Im Reich der Garrigue
"Garrigue" ist jene wilde Strauch- und Buschlandschaft im Süden Frankreichs, in der die Luft, der hier wild wachsenden Kräuter wegen, unnachahmlich aromatisch duftet. Diese Aromen finden sich in so manchen Weinen der Region wieder.
Im Reich der Garrigue
Text von Michael Prónay Foto: Alexi Pelekanos
Mit dem Thema "Frankreich abseits von Bordeaux und Burgund" wollen wir zeigen, dass das Mutterland des feinen Rotweins doch noch wesentlich mehr zu bieten hat als die bekannten Klassiker aus Pinot Noir einerseits und Cabernet und Merlot andererseits. Es war klar, dass die überwiegende Mehrzahl aus dem riesigen Weinreservoir im Süden Frankreichs kommen würde, der Heimat von Rebsorten, die kaum jemand kennt: Cinsault, Mourvèdre, Grenache oder Carignan heißen sie, meist werden sie in unterschiedlichen Verhältnissen miteinander verschnitten, und ihre aromatische Klammer ist eine oft zwetschkig angehauchte Dunkelfrucht mit deutlich südlicher "Wärme". Dazuzuzählen ist auch die Syrah, die allerdings auch im Alleingang eine internationale Karriere – von Kalifornien und Australien bis ins Burgenland und Weinviertel – aufs Parkett gelegt hat. Dieser Fruchtausdruck kann von fast aufdringlich einfach (wie in Billigst-Côtes-du-Rhône-Weinen im Regal des Lebensmittelhandels) bis zu reif, nobel und verführerisch reichen. Dass letztere Weine nicht gerade zum Diskontpreis verschleudert werden, liegt in der Natur der Dinge; 90 Punkte ("ausgezeichnet") sind allerdings bereits um 7,20 Euro zu haben, und dieser Wein schlägt 99% aller gleichpreisigen Zweigelt-Füllungen um Längen.
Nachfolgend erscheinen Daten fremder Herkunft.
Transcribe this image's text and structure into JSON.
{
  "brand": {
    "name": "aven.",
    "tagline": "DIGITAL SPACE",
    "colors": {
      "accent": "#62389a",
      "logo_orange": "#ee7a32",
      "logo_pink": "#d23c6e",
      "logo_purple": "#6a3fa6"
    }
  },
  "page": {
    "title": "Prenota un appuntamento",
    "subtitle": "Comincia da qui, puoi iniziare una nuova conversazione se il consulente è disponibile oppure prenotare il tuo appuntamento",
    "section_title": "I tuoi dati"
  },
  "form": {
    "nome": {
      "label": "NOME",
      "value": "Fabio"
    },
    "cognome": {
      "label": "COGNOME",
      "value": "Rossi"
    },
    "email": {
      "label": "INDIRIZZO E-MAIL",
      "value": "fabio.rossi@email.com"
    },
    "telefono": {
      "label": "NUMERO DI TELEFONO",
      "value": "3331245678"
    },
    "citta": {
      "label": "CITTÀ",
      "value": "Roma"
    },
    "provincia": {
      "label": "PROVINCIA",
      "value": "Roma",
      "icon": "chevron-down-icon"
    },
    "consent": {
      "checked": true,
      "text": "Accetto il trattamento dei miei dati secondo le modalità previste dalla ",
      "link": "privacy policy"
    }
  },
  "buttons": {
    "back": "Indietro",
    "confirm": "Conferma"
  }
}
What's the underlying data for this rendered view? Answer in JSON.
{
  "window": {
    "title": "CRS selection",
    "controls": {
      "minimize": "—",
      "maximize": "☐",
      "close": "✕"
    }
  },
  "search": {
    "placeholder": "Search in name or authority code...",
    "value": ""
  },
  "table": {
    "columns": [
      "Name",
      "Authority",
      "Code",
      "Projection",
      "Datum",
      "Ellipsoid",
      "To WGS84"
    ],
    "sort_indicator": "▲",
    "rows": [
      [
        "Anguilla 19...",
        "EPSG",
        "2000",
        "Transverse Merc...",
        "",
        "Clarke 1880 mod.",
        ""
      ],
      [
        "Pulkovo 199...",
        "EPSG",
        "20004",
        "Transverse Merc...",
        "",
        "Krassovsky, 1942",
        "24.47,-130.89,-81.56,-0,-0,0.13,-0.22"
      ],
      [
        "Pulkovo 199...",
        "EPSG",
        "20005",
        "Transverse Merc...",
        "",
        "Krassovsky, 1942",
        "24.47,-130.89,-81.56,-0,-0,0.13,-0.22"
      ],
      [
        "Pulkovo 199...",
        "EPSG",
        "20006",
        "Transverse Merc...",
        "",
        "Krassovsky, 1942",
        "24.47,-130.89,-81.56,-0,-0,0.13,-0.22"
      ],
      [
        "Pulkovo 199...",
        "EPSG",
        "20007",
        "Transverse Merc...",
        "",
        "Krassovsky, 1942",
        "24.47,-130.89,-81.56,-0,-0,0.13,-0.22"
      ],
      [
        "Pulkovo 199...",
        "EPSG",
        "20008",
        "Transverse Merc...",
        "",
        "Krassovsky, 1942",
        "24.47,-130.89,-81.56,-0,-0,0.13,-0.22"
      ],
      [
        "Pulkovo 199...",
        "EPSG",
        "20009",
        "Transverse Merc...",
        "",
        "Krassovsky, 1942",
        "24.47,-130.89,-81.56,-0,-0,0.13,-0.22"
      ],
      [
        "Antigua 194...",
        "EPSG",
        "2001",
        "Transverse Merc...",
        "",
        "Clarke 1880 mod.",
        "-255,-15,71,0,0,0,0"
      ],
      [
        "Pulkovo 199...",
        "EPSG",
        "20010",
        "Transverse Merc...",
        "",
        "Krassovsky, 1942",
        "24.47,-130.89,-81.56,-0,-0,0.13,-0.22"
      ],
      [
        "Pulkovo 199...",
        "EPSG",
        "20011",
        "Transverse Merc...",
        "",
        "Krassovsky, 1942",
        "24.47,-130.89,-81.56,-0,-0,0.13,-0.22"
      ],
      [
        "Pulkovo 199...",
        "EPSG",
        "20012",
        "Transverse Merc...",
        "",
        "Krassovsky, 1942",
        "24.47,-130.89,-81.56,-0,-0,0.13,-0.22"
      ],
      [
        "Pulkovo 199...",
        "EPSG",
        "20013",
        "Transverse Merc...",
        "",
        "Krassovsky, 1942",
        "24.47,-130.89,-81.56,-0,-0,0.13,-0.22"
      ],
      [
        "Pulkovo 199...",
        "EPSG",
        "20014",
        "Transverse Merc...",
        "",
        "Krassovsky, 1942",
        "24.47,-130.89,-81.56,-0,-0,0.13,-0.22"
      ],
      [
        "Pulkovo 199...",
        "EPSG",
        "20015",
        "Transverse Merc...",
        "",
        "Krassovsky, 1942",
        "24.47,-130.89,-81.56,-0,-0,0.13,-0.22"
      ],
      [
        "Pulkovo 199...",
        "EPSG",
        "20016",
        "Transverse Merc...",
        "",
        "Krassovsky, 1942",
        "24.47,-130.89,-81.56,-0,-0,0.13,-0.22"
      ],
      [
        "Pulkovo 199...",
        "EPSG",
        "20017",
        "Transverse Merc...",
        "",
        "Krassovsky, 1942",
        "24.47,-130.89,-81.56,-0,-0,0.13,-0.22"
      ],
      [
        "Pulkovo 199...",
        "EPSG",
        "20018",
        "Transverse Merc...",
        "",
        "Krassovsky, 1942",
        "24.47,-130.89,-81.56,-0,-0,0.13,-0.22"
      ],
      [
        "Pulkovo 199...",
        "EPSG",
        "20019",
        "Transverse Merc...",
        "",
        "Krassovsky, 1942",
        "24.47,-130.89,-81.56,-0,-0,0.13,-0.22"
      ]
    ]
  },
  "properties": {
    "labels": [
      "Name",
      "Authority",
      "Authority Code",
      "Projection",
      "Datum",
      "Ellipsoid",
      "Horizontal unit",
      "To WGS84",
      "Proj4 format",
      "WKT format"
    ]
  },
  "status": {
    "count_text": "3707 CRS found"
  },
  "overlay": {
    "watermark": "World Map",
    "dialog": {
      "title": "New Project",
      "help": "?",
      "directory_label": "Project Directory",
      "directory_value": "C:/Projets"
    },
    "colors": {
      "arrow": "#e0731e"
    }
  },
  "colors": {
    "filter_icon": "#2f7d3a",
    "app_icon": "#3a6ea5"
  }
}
Zwei Bemerkungen zu zwei Weinen außerhalb des erwähnten Sortenspektrums. Zum einen hat die Baron-Philippe-de-Rothschild-Gruppe (das sind die von Mouton-Rothschild) den Mut, im heißen Languedoc ausgerechnet die heikelste Rotweinsorte überhaupt anzubauen, Pinot Noir nämlich, der man allgemein (und ganz zu Recht) nachsagt, mit zu warmen Wetterverhältnissen auf dem Kriegsfuß zu stehen. Das Ergebnis überrascht dann mit einer geradezu umwerfend reintönigen und klaren Nase, mit der die Aromatik am Gaumen allerdings nicht ganz Schritt halten kann.
Ein zweiter Wein bedarf ebenfalls einer einführenden Erklärung: Chinon. Dieser Rote kommt aus der Umgebung des gleichnamigen, im Kern mittelalterlichen Städtchens an der Loire und wird aus Cabernet Franc gekeltert. Die Aromatik des Cabernet-Stammvaters trägt hier ganz eigene Züge, die sich dem Laien beileibe nicht bei der ersten Begegnung erschließen. Da ist nichts Freundlich-offen-Zugängliches, der Wein atmet Terroir pur, charmant zu sein, ist seine Sache wirklich nicht. Ein Kollege aus Frankreich, von der Loire stammend, hat es einmal so gesagt: "Die Cabernet-Franc-Weine von der Loire sind die einzigen Roten auf der Welt, die man mit 6 Monaten und mit 60 Jahren trinken kann." Und er hat Recht. Wenn man sich einmal an die bedingungslos erdigen Noten gewöhnt hat, dann macht ein solcher Wein zur Abwechslung viel Spaß. Auch das mit der Haltbarkeit stimmt: Wir haben an Ort und Stelle 1969er und 1971er getrunken, die keine Altersfurchen gezeigt haben. Gewiss, sie haben sich nicht zu Bordelaiser Cru-Classé-Qualität "emporgelagert", aber weicher und runder waren sie allemal.
Auch zwei Bioweine waren in unserer Verkostung, wobei man dem "Nature" aus dem Hause des Châteauneuf-du-Pape-Gurus Henri Perrin nur wünschen kann, nicht in die Hände der Häscher der heimischen Weinbürokratie zu kommen, denn eine solche Bezeichnung ist hierzulande weingesetzlich explizit verboten.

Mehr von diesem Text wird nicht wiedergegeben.